Sono almeno 30 mila gli ex calciatori che hanno smesso di lottare sui campi di calcio e ora stanno lottando per recuperare i loro stipendi non versati. Perché le loro ex squadre li hanno lasciati «a spasso», dissolvendosi nei debiti e negli insoluti di una crisi economica che non risparmia niente e nessuno. Neppure il mondo dorato del calcio. E ora alcuni dei disoccupati del pallone, decisi a tralasciare la giustizia ordinaria (vietata a pena di sanzioni disciplinari sportive), per rivedere almeno un po’ dei soldi loro promessi (solitamente sottobanco, anche per decine di migliaia di euro), stanno pensando di rivolgersi a uno strumento amministrativo prezioso e, stando alle norme sportive, non vietato. La diffida accertativa del Ministero del lavoro. Come noto, prevista dall’art. 12, dlgs 124/2004, si tratta dello speciale potere di accertamento dei «crediti patrimoniali» in favore dei prestatori di lavoro. Una volta che i funzionari abbiano accertato il credito del calciatore, la convalida della Direzione territoriale del lavoro competente conduce alla «creazione» di un titolo esecutivo di origine stragiudiziale. Per cui, senza passare dal giudice ordinario, è possibile azionare il credito stesso: notificare il precetto e intimare il pagamento. Un titolo esecutivo gratis, insomma. Già non poco. Ma non basta. La verifica dell’esistenza dell’eventuale rapporto di lavoro in sede amministrativa, garantisce anche la ricostruzione della posizione contributiva dello sportivo, con recupero da parte dell’Inps della contribuzione omessa.

Un’opportunità, tuttavia, non priva di «pregiudizi» da superare. In primo luogo quelli che discendono dallo stesso ordinamento sportivo. Come si sa, nel nostro paese il rapporto di lavoro sportivo è solo quello con atleti professionisti. Il quale viene disciplinato dalla legge 91 del 1981. Tale norma dispone che tali rapporti di lavoro subordinato – «a titolo oneroso con carattere di continuità» – possono costituirsi solo in ambiti riconosciuti come professionistici dal Coni.
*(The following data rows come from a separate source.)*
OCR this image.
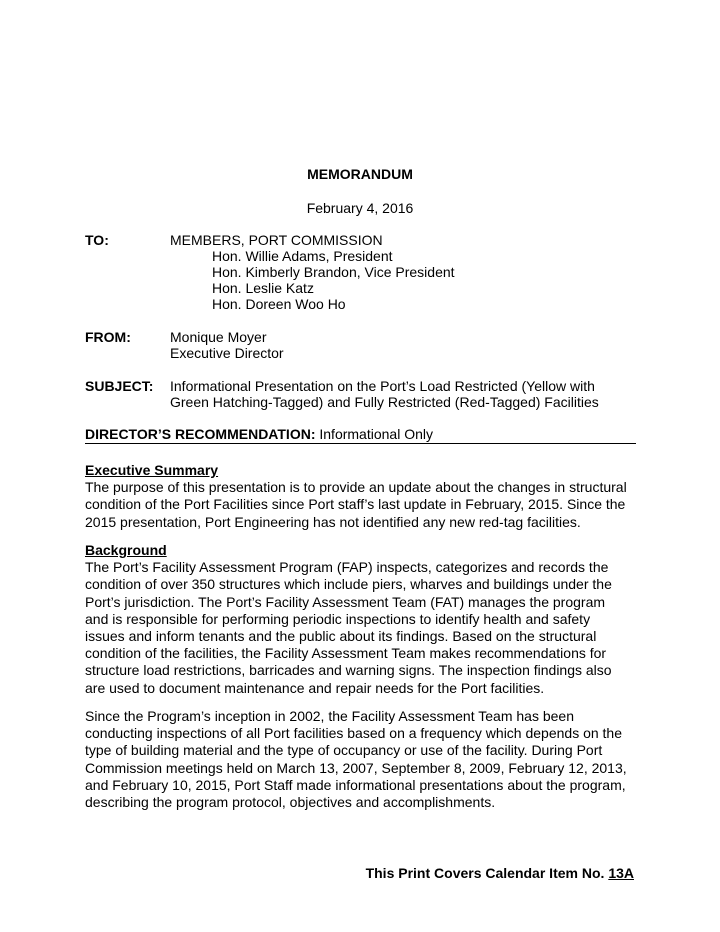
MEMORANDUM
February 4, 2016
TO:	MEMBERS, PORT COMMISSION
Hon. Willie Adams, President
Hon. Kimberly Brandon, Vice President
Hon. Leslie Katz
Hon. Doreen Woo Ho
FROM:	Monique Moyer
Executive Director
SUBJECT: Informational Presentation on the Port’s Load Restricted (Yellow with
Green Hatching-Tagged) and Fully Restricted (Red-Tagged) Facilities
DIRECTOR’S RECOMMENDATION: Informational Only

Executive Summary

The purpose of this presentation is to provide an update about the changes in structural

condition of the Port Facilities since Port staff’s last update in February, 2015. Since the

2015 presentation, Port Engineering has not identified any new red-tag facilities.

Background

The Port’s Facility Assessment Program (FAP) inspects, categorizes and records the

condition of over 350 structures which include piers, wharves and buildings under the

Port’s jurisdiction. The Port’s Facility Assessment Team (FAT) manages the program

and is responsible for performing periodic inspections to identify health and safety

issues and inform tenants and the public about its findings. Based on the structural

condition of the facilities, the Facility Assessment Team makes recommendations for

structure load restrictions, barricades and warning signs. The inspection findings also

are used to document maintenance and repair needs for the Port facilities.

Since the Program’s inception in 2002, the Facility Assessment Team has been

conducting inspections of all Port facilities based on a frequency which depends on the

type of building material and the type of occupancy or use of the facility. During Port

Commission meetings held on March 13, 2007, September 8, 2009, February 12, 2013,

and February 10, 2015, Port Staff made informational presentations about the program,

describing the program protocol, objectives and accomplishments.

This Print Covers Calendar Item No. 13A
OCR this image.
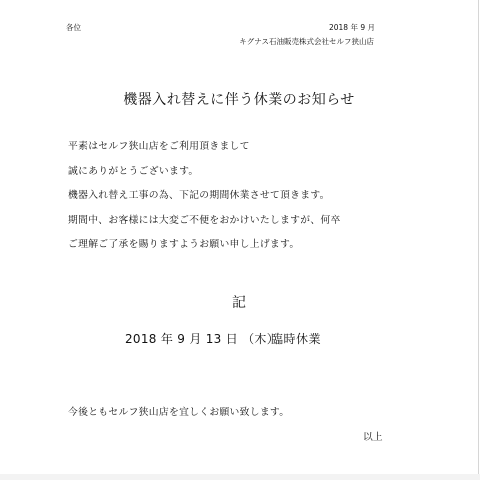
各位	2018 年 9 月
キグナス石油販売株式会社セルフ狭山店
機器入れ替えに伴う休業のお知らせ
平素はセルフ狭山店をご利用頂きまして
誠にありがとうございます。
機器入れ替え工事の為、下記の期間休業させて頂きます。
期間中、お客様には大変ご不便をおかけいたしますが、何卒
ご理解ご了承を賜りますようお願い申し上げます。
記
2018 年 9 月 13 日 （木）
臨時休業
今後ともセルフ狭山店を宜しくお願い致します。
以上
Dunque, non nei campionati inferiori alla ex serie C. La seconda «preclusione» è quella della desumibile dalle stesse normativa interna della Federazione italiana giuoco calcio. Infatti, l’articolo 94-ter del N.O.I.F. (il corpo di regole organizzative adottate) prevede espressamente che «per i calciatori/calciatrici tesserati con società partecipanti ai Campionati nazionali della Lega nazionale dilettanti, è esclusa_ ogni forma di lavoro autonomo o subordinato». Questo non esclude che sia ammessa la sottoscrizione di accordi che riconoscono ai calciatori dilettanti indennità di trasferta e rimborsi forfettari. Per «compensi» massimi consentiti che non possono superare i 7.500 euro. Tali accordi vengono depositati in Federazione e, nel caso di inadempimenti, l’ordinamento sportivo prevede la possibilità di accertamenti e ricorsi a Commissioni interne alla Lega nazionale dilettanti. A pena di nullità e privi di qualunque efficacia sono invece gli accordi integrativi e sostitutivi rispetto a quelli ufficiali, su cui, si reggono spesso e volentieri le carriere di molti calciatori dilettanti «di lungo corso». I professionisti del dilettantismo, se vogliamo definirli così. In questi e in altri casi, i calciatori possono però dimostrare che quello che correva con la loro squadra, non era solo un semplice rapporto amatoriale, ma un vincolo di vera e propria prestazione lavorativa continuativa. In definitiva, né più, né meno che un rapporto di lavoro.